NEW YORK – Depuis mon adolescence, j’ai toujours été fasciné par les permutations et les machinations de la politique nationale. Aujourd’hui, je me concentre sur les tendances politiques plus larges qui aident aussi à expliquer les questions économiques mondiales.

 

Une de ces tendances est la fragmentation politique et la polarisation évidentes dans les démocraties occidentales. Des mouvements marginaux, certains opérant au sein de structures politiques établies et d’autres cherchant à en créer de nouvelles, font pression sur les partis traditionnels, ce qui complique pour ces derniers la mobilisation partisane et, dans certains cas, leur cause un réel préjudice.

Cherchant désespérément à éviter d’apparaître faibles, les partis établis de longue date hésitent de plus en plus à coopérer avec l’autre côté du spectre politique. 

Le refus de travailler ensemble sur les grandes questions actuelles qui en a découlé a eu un impact spectaculaire sur les politiques économiques. Alors que les politiques étaient autrefois formulées au cours de négociations menées au centre politique, autour duquel les démocraties occidentales ont longtemps été ancrées, leur élaboration est de plus en plus façonnée par les forces rebelles aux extrêmes gauche et droite. 

Cette approche a, il faut le dire, été la source d’une percée occasionnelle – tantôt bonne, tantôt mauvaise. Mais le résultat général a été une paralysie politique, dont même les éléments les plus fondamentaux de gouvernance économique (comme passer activement un budget aux Etats-Unis) ont souffert. Inutile de dire que, plus les défis de gouvernance et de politique domestiques sont importants, plus la coopération régionale et mondiale devient difficile. 

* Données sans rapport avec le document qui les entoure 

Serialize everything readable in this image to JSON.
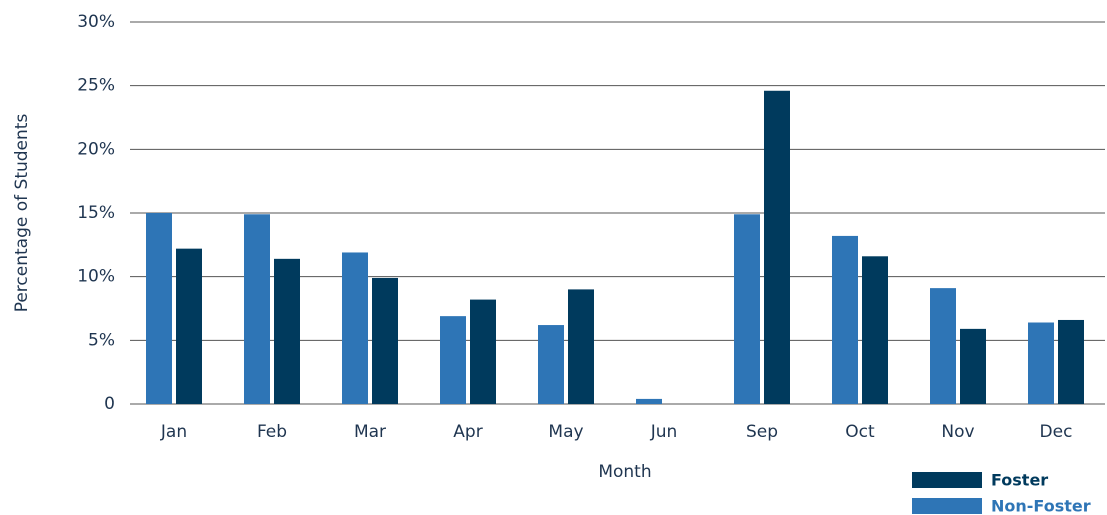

Le Tea Party aux Etats-Unis est un bon exemple. Après son succès sur la scène nationale en 2010 lors des élections de mi-mandat du Congrès, de nombreux législateurs républicains sont devenus tellement préoccupés par la sauvegarde de la « base » de leur parti en vue de futures réélections qu’ils n’ont plus voulu prendre le risque de poursuivre le type de coopération bipartisane qui sous-tend toute politique économique efficace.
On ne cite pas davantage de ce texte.